6 MILLION people signed a petition to revoke Article 50 and stop the Brexit process entirely (listening to people is not Theresa May’s thing, so that won’t happen just yet). 1 MILLION people put their bodies in the streets to say much the same thing. And while it is not at all possible to rule out Theresa May doing her damnedest to hold on to anything that resembles power for as long as she can (ably abetted by Jeremy Corbyn, the most clueless idiot to ever dare to dream of being Prime Minister) and fucking this all up, there is growing momentum behind a second referendum to let the people vote again, even among the trade unions at the heart of the Labour party, this time with the lies of the Brexiteers fully exposed in the glaring stage light of reality by the merciless quality of high-definition cameras.

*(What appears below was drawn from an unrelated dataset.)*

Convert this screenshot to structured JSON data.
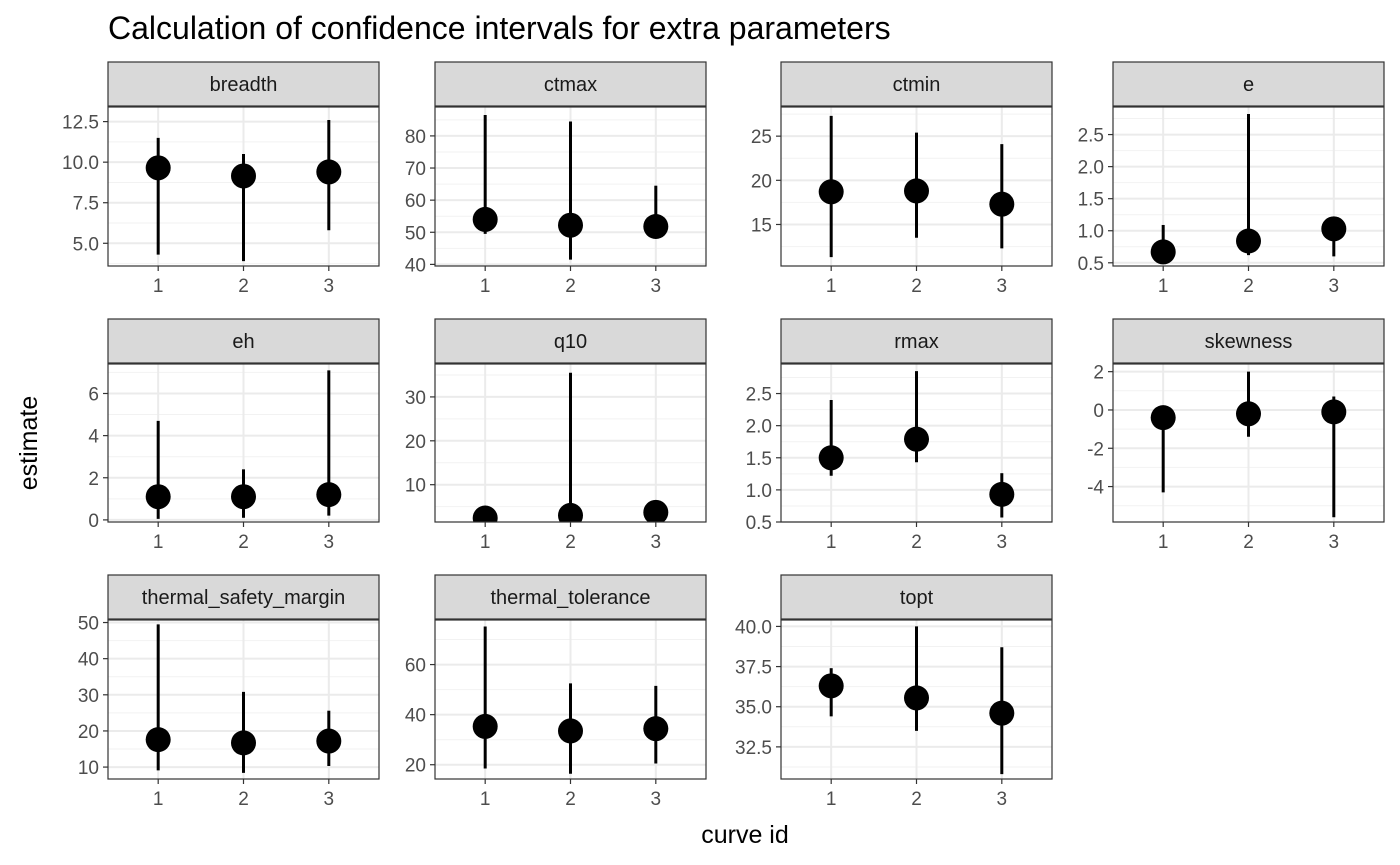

In 2016, eons ago, the Brexit referendum result was a massive shock. Now, it is an example that no one wants to follow and something that has a non-zero, non-trivial possibility of being completely undone. Not by magic and not easily, nothing like this could be easy, we assuredly do not deserve easy, this is a reckoning for our many past failures. But the flailings of the House of Commons are, against all odds and in the most aggravating way, providing some nourishment to hope. It feels like jinxing it to even be talking like hope has any justification whatsoever, but I am rooting so so so hard for it as are so many other people. And that has seemed to have accomplished something over the last two weeks. Not much, it basically all still looks like chaos, but it isn’t Brexit, not yet and maybe not ever. We can cancel the apocalypse, even without giant nuclear powered robots (hopefully still with Idris Elba’s help).
God Speed People’s Vote and good luck Ian Dunt, stay hydrated.